"Forget about the glass ceiling and all those other feminist icons purporting to hold back the advancement of women as leaders", advises Geoffrey Maslen in the November 17 Bulletin magazine. "Women already dominate uni campuses — soon they will form the majority in the professions."
While Maslen makes much of the increase in women in enrolled and graduating from non-traditional areas like engineering, his star example, a newly graduated mining engineer, admits: "Women can achieve the same goals as men, you just have to work harder than the guys". In her course at the University of NSW, women were outnumbered five to one.
Maslen's information was drawn from a study for the Australian Vice-Chancellors' Committee by Ian Dobson, Raj Sharma and Anthony Haydon. They said, "Enrolments in bachelor courses by women have now reached about 55%, with women being statistically over-represented in several disciplines, so the access battle would seem to be won".
After finding that men succeeded less well than women in most university courses, Dobson, Sharma and Haydon recommend that universities "may wish to develop strategies for enhancing the performance of male students and for bridging the currently large gender gap in performance".
This ignores the other finding of their study, that the over-representation Maslen refers to is precisely in traditionally female-dominated fields. Before women go to university, while they are at university and after they leave, their aspirations and opportunities are shaped by the dominant ideology of a "suitable" career for a woman.
Maslen's own research found that women made up 80% of teaching graduates under 25 years old and 91% of nursing graduates. National Union of Students figures show that women make up only 27% of computer science graduates.
As well, women are grossly under-represented among academics. At a conference on education law last year, Chris Puplick, president of the Anti-Discrimination Board, said, "Women make up more than 50% nationally of undergraduate university students, about one-third of academic staff but only 17% of senior decision makers or academic positions of senior lecturer or above".
What happens to women after they graduate?
Maslen states that far more women of child-bearing age are remaining in the work force, but Australian Bureau of Statistics figures show that this is primarily in part-time work — the only real option for many working mothers.
Some women say that it gives them greater flexibility, but others say that affordable child-care would give more options, including full-time work.
Maslen cites women's academic and employment success in law, but in an accompanying article, Anabel Dean writes that NSW Law Society figures show that among lawyers, women have a harder time that men when faced with juggling vocational and family responsibilities.
In medicine, says Dean, "Women comprise 32% of GPs, 14% of specialists (but only 3% of these are involved in surgery), and 43% of trainee doctors".
Women's careers are often badly affected by parenthood, with lost opportunities for promotion, and the resultant loss of earnings. With quality child-care becoming increasingly inaccessible, even for professionals, more women are being forced to take the break from work for several years at a time, jeopardising their re-entry opportunities.
Even if some women are doing better in some professions, does this mean the "access battle has been won"?
Most women are not professionals, and many are paid much less than men doing work of equal value (the traditionally male-dominated car-related trades versus traditional "female" trades such as hairdressing, for example).

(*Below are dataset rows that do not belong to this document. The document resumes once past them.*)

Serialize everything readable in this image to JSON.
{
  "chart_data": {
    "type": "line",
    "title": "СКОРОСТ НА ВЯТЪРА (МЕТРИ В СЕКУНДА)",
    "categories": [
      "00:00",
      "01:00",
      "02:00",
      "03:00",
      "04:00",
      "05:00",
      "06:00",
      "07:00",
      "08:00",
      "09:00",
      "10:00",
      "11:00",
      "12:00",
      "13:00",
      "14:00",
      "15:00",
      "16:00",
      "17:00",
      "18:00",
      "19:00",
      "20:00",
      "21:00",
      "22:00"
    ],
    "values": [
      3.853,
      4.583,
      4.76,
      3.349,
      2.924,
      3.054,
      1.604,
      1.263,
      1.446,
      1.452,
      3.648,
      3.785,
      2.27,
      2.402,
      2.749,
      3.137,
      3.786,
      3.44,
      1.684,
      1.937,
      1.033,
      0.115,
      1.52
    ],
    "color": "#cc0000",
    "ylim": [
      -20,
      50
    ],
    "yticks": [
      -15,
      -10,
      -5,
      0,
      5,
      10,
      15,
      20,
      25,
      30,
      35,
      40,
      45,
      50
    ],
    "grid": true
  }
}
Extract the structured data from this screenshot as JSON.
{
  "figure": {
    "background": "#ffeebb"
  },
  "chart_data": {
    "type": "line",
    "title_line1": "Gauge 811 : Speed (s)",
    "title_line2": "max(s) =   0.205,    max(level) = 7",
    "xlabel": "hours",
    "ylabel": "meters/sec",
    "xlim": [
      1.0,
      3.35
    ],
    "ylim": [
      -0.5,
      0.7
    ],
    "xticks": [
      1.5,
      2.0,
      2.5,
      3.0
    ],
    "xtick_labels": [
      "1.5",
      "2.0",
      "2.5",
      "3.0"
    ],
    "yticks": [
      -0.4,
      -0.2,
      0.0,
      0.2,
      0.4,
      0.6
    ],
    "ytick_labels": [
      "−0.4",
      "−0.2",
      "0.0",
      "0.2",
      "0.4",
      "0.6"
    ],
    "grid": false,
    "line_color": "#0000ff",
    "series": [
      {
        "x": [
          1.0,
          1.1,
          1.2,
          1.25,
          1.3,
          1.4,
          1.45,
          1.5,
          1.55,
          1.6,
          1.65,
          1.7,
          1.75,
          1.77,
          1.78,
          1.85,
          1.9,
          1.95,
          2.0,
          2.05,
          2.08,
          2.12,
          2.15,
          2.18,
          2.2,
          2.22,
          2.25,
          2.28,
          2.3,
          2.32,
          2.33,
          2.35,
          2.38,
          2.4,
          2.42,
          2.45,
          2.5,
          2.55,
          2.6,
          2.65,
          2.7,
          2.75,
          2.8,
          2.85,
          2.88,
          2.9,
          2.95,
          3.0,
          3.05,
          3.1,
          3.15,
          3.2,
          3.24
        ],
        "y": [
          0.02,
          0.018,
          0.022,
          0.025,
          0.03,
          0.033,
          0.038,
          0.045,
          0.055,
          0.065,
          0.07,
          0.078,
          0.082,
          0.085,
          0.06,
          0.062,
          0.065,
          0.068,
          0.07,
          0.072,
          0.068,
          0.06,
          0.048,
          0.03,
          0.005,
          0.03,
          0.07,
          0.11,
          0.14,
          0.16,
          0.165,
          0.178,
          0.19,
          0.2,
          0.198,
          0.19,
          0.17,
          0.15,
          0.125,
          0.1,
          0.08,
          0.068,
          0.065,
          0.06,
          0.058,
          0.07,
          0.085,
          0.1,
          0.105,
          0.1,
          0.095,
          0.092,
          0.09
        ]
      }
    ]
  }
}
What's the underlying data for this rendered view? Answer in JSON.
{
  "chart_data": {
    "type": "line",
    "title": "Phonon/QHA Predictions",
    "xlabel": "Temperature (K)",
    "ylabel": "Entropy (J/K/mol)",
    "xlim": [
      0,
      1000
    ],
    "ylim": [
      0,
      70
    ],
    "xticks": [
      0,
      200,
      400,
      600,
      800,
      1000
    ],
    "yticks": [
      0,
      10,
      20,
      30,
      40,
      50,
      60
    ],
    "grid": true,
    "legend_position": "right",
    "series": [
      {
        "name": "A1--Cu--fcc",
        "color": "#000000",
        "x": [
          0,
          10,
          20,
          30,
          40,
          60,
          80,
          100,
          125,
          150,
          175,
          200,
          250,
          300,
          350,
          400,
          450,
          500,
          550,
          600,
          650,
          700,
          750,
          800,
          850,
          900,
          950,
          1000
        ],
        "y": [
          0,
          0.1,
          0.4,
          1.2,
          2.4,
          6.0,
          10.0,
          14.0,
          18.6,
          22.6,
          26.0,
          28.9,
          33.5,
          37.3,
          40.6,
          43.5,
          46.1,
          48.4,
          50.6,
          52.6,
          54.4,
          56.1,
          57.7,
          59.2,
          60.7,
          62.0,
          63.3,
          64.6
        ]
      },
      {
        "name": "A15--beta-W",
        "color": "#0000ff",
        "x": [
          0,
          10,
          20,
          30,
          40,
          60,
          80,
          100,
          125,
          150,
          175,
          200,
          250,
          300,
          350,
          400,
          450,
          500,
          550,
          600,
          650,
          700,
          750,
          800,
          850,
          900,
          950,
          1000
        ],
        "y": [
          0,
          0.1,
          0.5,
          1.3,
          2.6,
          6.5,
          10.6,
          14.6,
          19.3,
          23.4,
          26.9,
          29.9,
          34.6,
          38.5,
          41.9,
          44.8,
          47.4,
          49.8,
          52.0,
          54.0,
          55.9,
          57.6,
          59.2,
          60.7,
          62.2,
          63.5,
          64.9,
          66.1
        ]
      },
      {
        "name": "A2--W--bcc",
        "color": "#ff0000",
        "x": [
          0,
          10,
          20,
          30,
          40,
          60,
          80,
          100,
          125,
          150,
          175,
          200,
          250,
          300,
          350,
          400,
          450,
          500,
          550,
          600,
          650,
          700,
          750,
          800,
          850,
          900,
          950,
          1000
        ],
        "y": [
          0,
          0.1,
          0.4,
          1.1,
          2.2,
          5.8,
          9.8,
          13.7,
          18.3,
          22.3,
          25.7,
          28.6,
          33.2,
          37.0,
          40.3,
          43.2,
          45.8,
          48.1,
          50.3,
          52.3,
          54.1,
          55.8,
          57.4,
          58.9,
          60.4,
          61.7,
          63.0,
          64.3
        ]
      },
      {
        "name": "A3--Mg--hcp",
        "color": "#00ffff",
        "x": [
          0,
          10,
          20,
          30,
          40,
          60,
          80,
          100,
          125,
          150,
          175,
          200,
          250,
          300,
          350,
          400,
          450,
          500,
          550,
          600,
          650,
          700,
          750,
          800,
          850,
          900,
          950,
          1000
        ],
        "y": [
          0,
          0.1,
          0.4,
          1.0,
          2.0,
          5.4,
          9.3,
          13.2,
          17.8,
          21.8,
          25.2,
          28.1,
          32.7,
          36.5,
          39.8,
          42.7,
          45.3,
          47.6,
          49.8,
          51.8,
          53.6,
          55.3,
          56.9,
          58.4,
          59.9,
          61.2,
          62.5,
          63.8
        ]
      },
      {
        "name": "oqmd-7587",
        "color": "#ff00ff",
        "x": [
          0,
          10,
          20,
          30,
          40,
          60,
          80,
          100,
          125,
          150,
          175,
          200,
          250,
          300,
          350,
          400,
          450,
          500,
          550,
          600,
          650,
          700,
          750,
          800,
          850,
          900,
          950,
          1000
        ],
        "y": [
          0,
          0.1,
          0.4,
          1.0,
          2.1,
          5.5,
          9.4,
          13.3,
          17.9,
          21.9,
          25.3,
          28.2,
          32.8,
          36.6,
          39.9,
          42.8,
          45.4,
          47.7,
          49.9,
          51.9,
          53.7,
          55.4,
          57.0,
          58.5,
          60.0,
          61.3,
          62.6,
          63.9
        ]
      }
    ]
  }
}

Women with more money can overcome some barriers to career advancement. They are at least able to free themselves from domestic labour by hiring a (usually woman) cleaner, or exercising their reproductive rights by having an (increasingly expensive) abortion, for example. But working-class women — the majority of women — generally lead a harder, more restrictive life.
A few more women in the boardroom or in parliament does not mean there is equality of the sexes.
Furthermore, even if women had achieved true equality in campus life, the Coalition government's goal of full up-front fees at all universities, and its campaign to make child-care more expensive and less accessible, will have a detrimental impact on women's educational access and achievements for years to come.